Questo il principio di diritto ribadito con sentenza n. 7756 (Pres. Cirillo, Rel. Di Marzio) del 22 marzo 2024 dalla Quinta Sezione della Corte di Cassazione.

Nei fatti l’Agenzia delle Entrate notificava ad una contribuente un avviso di accertamento mediante il quale sottoponeva a tassazione ai fini Irpef il maggior reddito di partecipazione ritenuto conseguito quale socio indiretto di una s.r.l. Avverso la decisione dei giudici di primo grado spiegava appello la contribuente, domandando l’annullamento dell’atto anche perché l’avviso di accertamento pregiudicante, emesso nei confronti della S.r.l., era stato annullato dalla CTR del Lazio in ragione della violazione del contraddittorio endoprocedimentale. La CTR rigettava l’impugnazione introdotta dalla contribuente la quale proponeva ricorso per cassazione.

In particolare, come riassunto dalla Corte: la CTR del Lazio annullava l’avviso di accertamento pregiudicante emesso nei confronti della S.r.l., per non essere state rispettate le regole del contraddittorio preventivo (essendo stato effettuato un accesso supplementare presso la società, da cui è derivata pure la contestazione di ulteriori rilievi, cui non è seguita la notificazione di alcun PVC); la pronuncia diventava definitiva, avendo la Corte di legittimità rigettato l’impugnazione proposta dall’Ente impositore con pronuncia Cass. sez. V, 24.2.2022, n. 6071.

Nel caso di specie la CTR del Lazio, con sent. 6.7.2015, n. 3835, ha annullato l’avviso di accertamento pregiudicante emesso nei confronti della S2I Italia Srl, per non essere state rispettate le regole del contraddittorio preventivo, di cui all’art. 12, comma 7, della legge n. 212 del 2000, essendo stato effettuato un accesso supplementare presso la società, da cui è derivata pure la contestazione di ulteriori rilievi, cui non è seguita la notificazione di alcun Processo Verbale di Costatazione. Inoltre, la CTR ha anche esaminato nel merito le contestazioni proposte dall’Amministrazione finanziaria alla società, e le ha ritenute infondate, accogliendo integralmente l’impugnazione ed annullando perciò l’avviso di accertamento emesso nei confronti della società. Questa pronuncia è divenuta definitiva, avendo questa Corte di legittimità rigettato l’impugnazione proposta dall’Ente impositore con pronuncia Cass. sez.

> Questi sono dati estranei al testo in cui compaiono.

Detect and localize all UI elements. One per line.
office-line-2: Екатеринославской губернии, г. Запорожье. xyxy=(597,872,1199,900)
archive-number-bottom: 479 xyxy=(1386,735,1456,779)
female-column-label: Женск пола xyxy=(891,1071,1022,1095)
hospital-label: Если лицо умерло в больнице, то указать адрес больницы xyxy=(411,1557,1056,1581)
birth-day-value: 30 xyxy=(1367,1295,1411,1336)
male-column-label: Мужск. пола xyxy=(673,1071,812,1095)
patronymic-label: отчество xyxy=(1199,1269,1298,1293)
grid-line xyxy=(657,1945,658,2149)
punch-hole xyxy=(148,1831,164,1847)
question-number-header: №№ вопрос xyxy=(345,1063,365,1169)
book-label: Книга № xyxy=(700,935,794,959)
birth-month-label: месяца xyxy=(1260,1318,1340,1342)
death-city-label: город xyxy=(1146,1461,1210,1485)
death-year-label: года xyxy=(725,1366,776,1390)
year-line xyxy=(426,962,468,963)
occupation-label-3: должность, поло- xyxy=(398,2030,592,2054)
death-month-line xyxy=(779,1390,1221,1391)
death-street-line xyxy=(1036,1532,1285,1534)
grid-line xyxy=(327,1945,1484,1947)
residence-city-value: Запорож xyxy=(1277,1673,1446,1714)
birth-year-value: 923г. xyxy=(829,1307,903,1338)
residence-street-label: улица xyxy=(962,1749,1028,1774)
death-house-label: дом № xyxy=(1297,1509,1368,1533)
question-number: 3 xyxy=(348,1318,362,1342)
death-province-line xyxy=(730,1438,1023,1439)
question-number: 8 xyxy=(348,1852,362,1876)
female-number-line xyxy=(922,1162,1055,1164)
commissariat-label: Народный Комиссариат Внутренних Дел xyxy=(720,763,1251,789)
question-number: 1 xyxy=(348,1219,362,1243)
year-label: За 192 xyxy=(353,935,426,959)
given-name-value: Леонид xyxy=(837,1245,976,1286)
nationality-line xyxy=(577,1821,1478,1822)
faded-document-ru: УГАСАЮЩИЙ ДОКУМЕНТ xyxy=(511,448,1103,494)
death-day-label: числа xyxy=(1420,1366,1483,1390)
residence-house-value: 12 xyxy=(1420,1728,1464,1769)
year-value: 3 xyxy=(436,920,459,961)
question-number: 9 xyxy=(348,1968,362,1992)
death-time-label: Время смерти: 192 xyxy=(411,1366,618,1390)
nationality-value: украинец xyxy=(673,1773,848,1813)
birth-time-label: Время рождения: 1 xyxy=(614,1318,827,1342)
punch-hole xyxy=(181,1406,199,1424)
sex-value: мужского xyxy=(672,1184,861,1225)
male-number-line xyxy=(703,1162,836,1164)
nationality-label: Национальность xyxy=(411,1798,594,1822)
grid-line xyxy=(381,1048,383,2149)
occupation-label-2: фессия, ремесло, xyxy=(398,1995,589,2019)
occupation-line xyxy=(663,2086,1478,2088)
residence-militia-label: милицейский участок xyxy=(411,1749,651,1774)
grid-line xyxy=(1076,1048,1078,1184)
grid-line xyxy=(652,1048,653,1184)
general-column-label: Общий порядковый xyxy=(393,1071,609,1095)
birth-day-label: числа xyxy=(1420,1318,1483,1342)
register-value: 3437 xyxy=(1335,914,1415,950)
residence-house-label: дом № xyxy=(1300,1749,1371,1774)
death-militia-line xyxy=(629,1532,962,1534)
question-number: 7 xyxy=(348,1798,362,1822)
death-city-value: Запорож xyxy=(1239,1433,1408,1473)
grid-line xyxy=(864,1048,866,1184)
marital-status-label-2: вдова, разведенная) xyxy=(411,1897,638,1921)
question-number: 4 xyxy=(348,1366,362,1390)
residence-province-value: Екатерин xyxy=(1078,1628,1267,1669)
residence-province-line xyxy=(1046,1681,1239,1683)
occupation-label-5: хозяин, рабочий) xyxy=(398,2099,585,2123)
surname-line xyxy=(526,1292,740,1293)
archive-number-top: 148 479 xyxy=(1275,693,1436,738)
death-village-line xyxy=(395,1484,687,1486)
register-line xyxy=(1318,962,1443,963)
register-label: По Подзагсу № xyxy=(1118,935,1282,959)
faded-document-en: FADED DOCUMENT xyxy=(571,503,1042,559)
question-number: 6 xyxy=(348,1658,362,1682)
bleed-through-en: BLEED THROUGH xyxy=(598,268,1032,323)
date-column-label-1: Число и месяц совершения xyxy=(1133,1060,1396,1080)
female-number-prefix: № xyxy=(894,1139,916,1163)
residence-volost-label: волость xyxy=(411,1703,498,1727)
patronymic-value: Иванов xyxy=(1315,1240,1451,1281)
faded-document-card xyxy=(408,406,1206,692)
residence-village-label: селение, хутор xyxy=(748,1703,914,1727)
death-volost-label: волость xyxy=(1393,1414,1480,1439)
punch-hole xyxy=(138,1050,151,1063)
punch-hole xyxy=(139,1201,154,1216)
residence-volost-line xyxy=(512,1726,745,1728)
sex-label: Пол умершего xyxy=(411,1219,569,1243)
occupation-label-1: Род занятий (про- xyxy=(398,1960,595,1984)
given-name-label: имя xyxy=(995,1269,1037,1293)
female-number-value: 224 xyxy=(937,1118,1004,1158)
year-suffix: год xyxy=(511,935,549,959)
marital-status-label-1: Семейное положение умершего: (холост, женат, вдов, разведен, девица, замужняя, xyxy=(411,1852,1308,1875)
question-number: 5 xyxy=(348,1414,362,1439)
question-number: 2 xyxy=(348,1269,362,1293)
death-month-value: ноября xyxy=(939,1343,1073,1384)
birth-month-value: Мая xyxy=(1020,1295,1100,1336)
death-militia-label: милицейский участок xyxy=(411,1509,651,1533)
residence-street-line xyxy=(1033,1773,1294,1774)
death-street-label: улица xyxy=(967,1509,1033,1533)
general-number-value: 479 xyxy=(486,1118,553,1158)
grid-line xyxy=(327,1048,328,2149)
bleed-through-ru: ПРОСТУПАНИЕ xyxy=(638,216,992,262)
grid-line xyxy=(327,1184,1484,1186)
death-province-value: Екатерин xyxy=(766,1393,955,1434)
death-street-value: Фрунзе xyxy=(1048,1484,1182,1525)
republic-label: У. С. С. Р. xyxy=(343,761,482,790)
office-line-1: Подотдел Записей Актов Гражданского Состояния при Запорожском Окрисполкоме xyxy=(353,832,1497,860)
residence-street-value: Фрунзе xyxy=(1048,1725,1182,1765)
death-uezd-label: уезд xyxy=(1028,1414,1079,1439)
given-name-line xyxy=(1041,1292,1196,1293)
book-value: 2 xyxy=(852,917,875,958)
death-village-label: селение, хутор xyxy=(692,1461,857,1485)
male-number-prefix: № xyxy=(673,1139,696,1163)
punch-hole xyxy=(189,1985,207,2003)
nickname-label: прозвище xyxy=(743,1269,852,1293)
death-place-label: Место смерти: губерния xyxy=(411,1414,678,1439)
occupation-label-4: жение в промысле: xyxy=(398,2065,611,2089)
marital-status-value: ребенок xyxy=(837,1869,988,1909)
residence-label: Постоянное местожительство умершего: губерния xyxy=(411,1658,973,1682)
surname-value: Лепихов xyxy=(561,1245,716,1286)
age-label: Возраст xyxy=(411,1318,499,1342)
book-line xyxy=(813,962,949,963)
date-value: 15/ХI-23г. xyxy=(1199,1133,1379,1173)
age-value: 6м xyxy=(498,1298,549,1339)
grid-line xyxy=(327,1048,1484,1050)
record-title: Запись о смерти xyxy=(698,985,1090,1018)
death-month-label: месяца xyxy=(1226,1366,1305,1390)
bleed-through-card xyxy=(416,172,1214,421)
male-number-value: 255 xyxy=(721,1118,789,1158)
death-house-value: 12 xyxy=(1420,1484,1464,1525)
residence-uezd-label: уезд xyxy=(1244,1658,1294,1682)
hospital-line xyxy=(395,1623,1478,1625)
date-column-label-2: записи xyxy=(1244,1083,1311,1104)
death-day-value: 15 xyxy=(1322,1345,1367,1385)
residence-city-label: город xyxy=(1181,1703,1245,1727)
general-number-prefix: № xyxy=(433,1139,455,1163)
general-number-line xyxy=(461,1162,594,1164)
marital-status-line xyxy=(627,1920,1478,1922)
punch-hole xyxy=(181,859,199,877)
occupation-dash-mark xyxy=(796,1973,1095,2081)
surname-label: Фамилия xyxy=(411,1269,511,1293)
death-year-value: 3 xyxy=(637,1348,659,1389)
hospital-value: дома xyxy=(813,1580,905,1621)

V, 24.2.2022, n. 6071.

Già il P.M. nelle proprie conclusioni scritte aveva premesse che “in caso di distribuzione di utili non dichiarati a società a ristretta base azionaria è pacifica la ‘pregiudizialità’ della controversia riguardante l’avviso di accertamento a carico della società. Se, infatti, cade questo perché si esclude la legittimità dell’accertamento tributario nei confronti della società, giocoforza cade l’accertamento a carico dei soci, che è a ‘cascata’ dipendendo gli utili dei soci dai redditi non dichiarati dalla società”.

La Corte, accolto il ricorso, ha quindi chiarito che “nel caso di specie il rilevato vizio dell’accertamento tributario emesso nei confronti della società, su cui è caduto il giudicato, è a tal punto radicale che nessuna rilevanza può essere attribuita allo stesso, con la conseguenza che pure l’accertamento del reddito di partecipazione emesso nei confronti del socio non può che essere annullato”.